Jakarta,REDAKSI17.COM – Dewan Ekonomi Nasional (DEN) turut menyoroti polemik pasar modal yang melibatkan Bursa Efek Indonesia (BEI) dan Otoritas Jasa Keuangan (OJK) dengan Morgan Stanley Capital International (MSCI). DEN meminta agar investor tidak panik dengan dinamika pasar yang ada.
Ketua DEN, Luhut Binsar Pandjaitan mengatakan peringatan MSCI menjadi momentum bagi otoritas untuk memperbaiki sistem pasar modal. Menurutnya, perbaikan ini dapat mendorong pertumbuhan yang sehat dan transparan.
Luhut menjelaskan,volatilitas jangka pendek merupakan bagian dari mekanisme pasar yang wajar dan tidak mencerminkan perubahan pada fundamental ekonomi nasional. Menurutnya, masukan dari MSCI harusnya tidak dipandang dengan kepanikan.
“Kita tidak perlu panik. Peringatan MSCI adalah cerminan yang jujur atas area yang perlu diperbaiki. Ini momentum untuk membangun pasar modal yang kredibel, yang dipercaya investor karena sistemnya kuat, bukan karena spekulasi,” ungkap Luhut dalam keterangan tertulis, Senin (2/2/2026).
Luhut meminta investor untuk tetap tenang serta tidak terbawa sentimen jangka pendek. Pemerintah bersama OJK dan BEI tengah memperketat pengawasan perdagangan untuk menekan transaksi tidak wajar, praktik manipulasi, serta memperkuat komunikasi pasar.
Ia menegaskan, perlindungan investor menjadi hal utama bagi pemerintah. Ia juga mengaku telah berdiskusi dengan sejumlah pihak untuk merumuskan perbaikan di pasar modal.
Pertama, pemerintah akan merevisi dan memperkuat ketentuan mengenai kewajiban pengungkapan ultimate beneficial owner (UBO) bagi emiten utama, disertai mekanisme verifikasi dan sanksi. Menurut Luhut, hal ini agar investor mengetahui pemilik manfaat akhir untuk mencegah praktik yang tidak sehat.
Kedua, terang Luhut, pemerintah mendorong peningkatan free float saham emiten menjadi 15% dari 7,5% saat ini. Langkah ini dianggap sebagai bagian dari paket reformasi yang mendorong transparansi dan fairness.
Dengan begitu, free float dapat diserap pasar secara sehat berdasarkan valuasi yang transparan dan mencerminkan fundamental bisnis. Ketiga, pemerintah mendorong percepatan demutualisasi BEI untuk meminimalkan benturan kepentingan dan memperkuat tata kelola.

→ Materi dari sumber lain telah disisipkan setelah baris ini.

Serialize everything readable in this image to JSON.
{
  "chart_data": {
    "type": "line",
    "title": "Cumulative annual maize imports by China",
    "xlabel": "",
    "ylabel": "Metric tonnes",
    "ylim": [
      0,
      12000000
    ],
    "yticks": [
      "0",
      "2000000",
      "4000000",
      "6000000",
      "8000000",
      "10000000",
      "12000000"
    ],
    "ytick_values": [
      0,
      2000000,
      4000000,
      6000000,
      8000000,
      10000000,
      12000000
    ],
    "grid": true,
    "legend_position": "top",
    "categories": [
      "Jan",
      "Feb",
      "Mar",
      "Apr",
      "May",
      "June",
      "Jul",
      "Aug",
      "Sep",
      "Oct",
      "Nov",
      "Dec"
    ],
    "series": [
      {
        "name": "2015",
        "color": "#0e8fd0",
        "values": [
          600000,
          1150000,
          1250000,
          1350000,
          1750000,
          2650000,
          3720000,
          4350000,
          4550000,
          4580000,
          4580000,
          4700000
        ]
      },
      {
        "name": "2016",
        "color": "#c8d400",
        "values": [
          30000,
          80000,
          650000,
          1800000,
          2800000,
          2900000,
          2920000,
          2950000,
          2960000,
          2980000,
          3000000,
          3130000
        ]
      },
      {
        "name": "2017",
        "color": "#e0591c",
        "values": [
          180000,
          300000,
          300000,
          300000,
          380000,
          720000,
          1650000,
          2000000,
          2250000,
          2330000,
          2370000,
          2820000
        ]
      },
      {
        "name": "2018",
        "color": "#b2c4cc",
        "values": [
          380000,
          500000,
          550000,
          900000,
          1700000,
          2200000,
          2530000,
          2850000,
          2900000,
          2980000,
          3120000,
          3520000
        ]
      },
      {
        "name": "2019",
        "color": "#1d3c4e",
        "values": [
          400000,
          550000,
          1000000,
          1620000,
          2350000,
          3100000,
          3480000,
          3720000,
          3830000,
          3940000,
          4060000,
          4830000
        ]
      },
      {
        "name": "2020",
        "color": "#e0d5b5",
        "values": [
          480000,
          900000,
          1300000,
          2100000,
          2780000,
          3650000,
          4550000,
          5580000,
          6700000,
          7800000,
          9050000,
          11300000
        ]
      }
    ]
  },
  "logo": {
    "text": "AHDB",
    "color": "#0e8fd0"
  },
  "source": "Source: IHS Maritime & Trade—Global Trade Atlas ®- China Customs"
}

Keempat, pemerintah mendukung langkah OJK dan BEI untuk menaikkan batas atas investasi saham bagi dana pensiun (dapen) dan perusahaan asuransi hingga 20%, dengan tetap mengedepankan prinsip kehati-hatian dan manajemen risiko.
“Dengan memperbesar peran investor institusi domestik, kita membangun bantalan likuiditas agar pasar tidak terlalu rentan terhadap fluktuasi arus modal asing,” jelas Luhut.
Kelima, pengunduran diri jajaran direksi BEI dan sejumlah pejabat tinggi di OJK dipandang sebagai peluang strategis untuk pembaruan kepemimpinan. Ia memastikan, pemerintah akan mendukung proses seleksi yang transparan dan berbasis meritokrasi untuk menghadirkan pemimpin yang berintegritas dan berorientasi pada reformasi.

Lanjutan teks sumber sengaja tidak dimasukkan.